Sans grande surprise, l'intelligence artificielle (IA) est aussi en train de prendre d'assaut l'industrie du sexe. Une tendance qui préoccupe de plus en plus les experts...
Outre la génération très controversée de deepfakes, l'IA peut être utilisée d'autres manières dans le domaine de la pornographie. Par exemple, le marché des chatbots sexuels est en pleine émergence, et il connaît un succès fulgurant. Selon la firme d'analyse SplitMetrics, les applications proposant des « compagnes d'IA » ont déjà été téléchargées plus de 225 millions de fois dans le Google Play Store. Si ces dispositifs peuvent s'avérer très lucratifs pour leurs éditeurs, ils soulèvent aussi de nombreuses questions.

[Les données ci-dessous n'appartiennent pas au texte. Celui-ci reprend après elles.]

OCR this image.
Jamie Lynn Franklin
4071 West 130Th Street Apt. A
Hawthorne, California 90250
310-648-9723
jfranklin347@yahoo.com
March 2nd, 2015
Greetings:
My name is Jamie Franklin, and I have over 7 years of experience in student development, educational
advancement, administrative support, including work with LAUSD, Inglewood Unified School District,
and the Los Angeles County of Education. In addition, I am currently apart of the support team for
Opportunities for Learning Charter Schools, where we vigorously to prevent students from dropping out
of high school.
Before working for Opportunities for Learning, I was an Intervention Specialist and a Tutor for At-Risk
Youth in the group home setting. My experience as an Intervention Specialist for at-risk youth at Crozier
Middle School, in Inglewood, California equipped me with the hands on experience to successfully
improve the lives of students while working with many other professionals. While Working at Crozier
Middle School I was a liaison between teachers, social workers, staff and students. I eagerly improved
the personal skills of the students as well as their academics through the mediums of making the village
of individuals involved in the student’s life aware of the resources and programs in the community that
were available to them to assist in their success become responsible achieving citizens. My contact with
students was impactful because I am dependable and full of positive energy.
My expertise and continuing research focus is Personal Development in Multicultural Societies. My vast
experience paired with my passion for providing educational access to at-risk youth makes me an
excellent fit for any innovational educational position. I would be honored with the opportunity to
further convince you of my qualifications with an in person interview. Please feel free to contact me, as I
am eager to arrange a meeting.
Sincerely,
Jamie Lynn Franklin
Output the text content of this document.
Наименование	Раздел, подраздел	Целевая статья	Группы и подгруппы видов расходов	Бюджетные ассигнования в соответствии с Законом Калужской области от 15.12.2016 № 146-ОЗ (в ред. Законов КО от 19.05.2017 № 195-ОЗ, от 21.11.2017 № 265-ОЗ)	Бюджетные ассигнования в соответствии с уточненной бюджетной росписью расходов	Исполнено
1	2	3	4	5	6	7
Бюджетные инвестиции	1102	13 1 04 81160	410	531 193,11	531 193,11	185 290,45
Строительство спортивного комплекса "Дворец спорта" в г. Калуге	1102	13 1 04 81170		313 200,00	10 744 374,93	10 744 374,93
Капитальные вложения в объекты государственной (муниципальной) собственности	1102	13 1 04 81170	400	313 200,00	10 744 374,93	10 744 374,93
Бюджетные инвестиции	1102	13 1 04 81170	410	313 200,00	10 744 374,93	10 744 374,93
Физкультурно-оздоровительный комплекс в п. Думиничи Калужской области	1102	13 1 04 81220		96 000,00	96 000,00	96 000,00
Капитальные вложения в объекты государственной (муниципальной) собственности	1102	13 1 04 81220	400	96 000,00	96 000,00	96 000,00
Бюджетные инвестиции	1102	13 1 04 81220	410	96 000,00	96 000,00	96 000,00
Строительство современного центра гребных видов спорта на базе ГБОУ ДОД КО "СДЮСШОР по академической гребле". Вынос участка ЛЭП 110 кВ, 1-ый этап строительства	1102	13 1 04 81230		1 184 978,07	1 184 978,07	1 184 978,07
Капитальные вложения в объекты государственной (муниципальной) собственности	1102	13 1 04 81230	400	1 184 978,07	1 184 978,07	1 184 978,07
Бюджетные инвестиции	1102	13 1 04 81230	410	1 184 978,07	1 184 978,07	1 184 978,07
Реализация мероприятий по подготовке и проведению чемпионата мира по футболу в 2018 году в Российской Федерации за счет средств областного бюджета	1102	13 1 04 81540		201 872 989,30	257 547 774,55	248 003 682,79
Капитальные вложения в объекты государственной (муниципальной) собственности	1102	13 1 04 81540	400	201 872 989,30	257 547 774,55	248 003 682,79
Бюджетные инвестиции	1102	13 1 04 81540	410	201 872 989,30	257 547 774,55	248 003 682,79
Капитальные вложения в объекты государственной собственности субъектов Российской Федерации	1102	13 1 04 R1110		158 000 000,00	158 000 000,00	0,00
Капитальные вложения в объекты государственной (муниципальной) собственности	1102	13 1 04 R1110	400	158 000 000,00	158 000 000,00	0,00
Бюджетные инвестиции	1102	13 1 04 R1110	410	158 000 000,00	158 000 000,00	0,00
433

Risques pour la vie privée et la santé mentale
Le modèle économique de ces applications repose sur une stratégie bien huilée : les utilisateurs paient un abonnement pour pouvoir échanger avec l'agent conversationnel. Le développeur, lui, collecte de nombreuses données sur les clients, et peut les partager avec des tiers pour de la publicité ciblée.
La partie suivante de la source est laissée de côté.